The large (up to about 30 cm long) oppositely arranged leaves at the base of the stem of Acanthus mollis are stylized in the carved capitals of columns in Corinthian architecture (Athenian architecture dating to the 5th century BC and later used by the Romans) and also in the Composite order of architecture (a late Roman mixture of Ionic and Corinthian architectures). The leaves are pinnatifid and smooth, but with hairy margins and the lowest at least are borne on stalks.
The unbranched stems are up to about 1 m tall and terminate in flower spikes. The floral arrangement is curious. The petals (corolla) form a short horny/leathery tube with only the lower lip (labellum) forming an expanded limb (the flowers are said to be monopetalate - consisting of a single petal) subdivided into three lobes and colored white (often with purplish veins). There are 4 sepals, the upper and lower are well-developed and often tinged purple; the two lateral sepals are much reduced. The 4 protruding stamens occur in two pairs; each anther consists of a single theca (pollen chamber) and is borne on a long hard ('bony') filament that inserts at the top of the corolla tube.The anthers are 'bearded' that is they have a row of hairs on either side of the longitudinal slit where they split open to release pollen. The style is a long filament, extending beyond the anthers and terminating in a bilobed stigma. Each flower is subtended by three bracts (variously called bracts or bracteoles): two narrow lateral bracts and one large lower bract with a spiny margin. The fruit is a dark (when ripe) shiny capsule with 4 seeds (2 in each locule).

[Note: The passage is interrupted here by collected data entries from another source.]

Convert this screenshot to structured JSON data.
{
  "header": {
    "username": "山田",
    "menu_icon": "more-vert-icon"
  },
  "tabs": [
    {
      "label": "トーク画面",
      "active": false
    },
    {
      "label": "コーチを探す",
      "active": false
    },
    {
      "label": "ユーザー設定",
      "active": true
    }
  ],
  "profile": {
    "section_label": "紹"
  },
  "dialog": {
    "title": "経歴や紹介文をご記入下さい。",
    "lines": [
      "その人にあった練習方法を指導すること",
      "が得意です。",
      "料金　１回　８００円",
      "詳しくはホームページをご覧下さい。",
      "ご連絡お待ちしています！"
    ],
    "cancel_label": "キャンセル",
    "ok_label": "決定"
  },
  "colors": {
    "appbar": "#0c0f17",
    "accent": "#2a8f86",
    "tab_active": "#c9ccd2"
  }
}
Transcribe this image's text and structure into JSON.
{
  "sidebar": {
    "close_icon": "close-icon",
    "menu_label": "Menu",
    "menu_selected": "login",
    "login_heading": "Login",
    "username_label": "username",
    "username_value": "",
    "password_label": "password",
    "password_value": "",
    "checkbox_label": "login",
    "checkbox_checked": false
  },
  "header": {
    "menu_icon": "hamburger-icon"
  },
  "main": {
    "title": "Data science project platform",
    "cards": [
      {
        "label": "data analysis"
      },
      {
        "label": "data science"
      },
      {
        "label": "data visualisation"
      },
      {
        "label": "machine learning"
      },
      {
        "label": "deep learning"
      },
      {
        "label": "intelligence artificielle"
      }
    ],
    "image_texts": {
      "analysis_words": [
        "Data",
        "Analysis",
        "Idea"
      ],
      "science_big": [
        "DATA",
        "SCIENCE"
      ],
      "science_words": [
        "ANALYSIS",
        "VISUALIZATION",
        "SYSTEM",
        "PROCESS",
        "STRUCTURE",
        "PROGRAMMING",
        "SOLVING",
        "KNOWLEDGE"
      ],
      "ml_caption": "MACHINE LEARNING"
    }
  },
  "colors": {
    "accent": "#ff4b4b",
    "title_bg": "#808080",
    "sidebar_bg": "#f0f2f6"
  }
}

Lab = labellum (3 lobed lower lip of corolla); LB = lateral bract (x 2); LS = lateral sepal (x 2); LowB = lower bract; LowS = lower sepal; US = upper sepal. (This specimen was growing in Mount Ephraim Gardens, Kent, UK).

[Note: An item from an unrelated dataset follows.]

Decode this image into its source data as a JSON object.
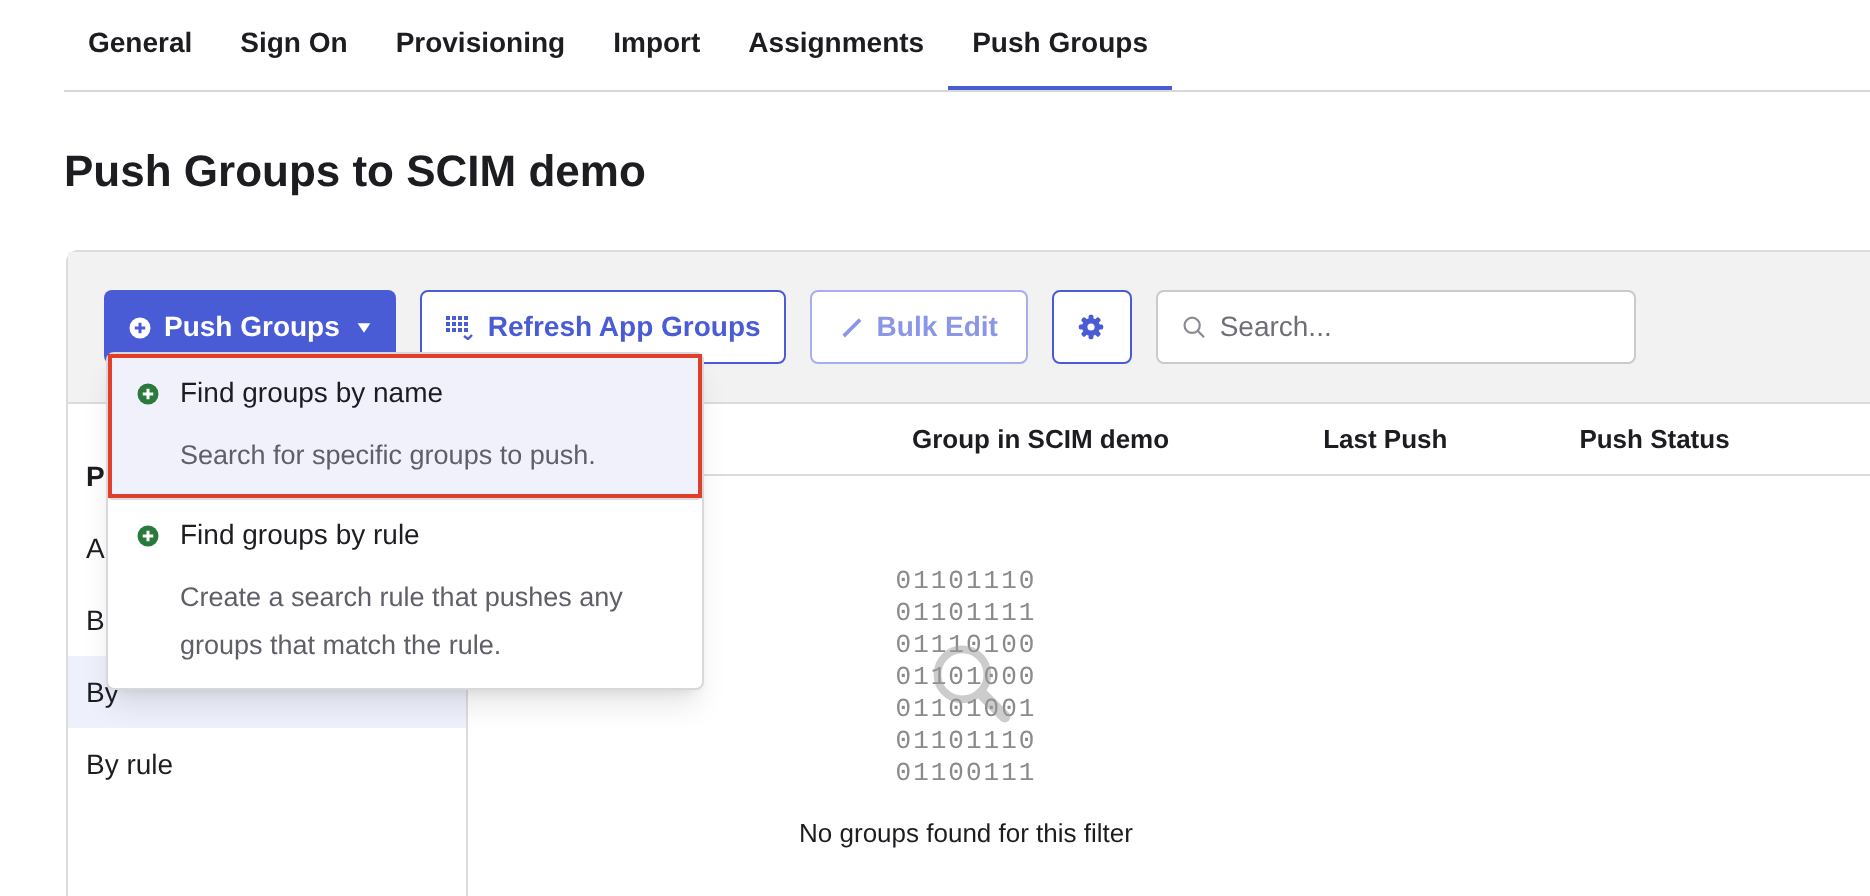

The genus Acanthus is found in Old World tropics and subtropics. Acanthus spinosus is a similar species to Acanthus mollis, but with slightly shorter stems (to 80 cm) and more deeply divided doubly pinnatifid leaves with spiny lobes. The lower bract also has more prominent marginal spines. This form occurs in southern Greece along the edges of fields and in stony wet places. The bracts are usually hairy.
Acanthus ilicifolius is an upright shrub up to 2 m tall that occurs in mangrove swamps and marshes near sea level and ranges from Cambodia to India to the Philippines to Australia and the Pacific Islands. It has spiny holly-like leaves (hence 'ilicifolius').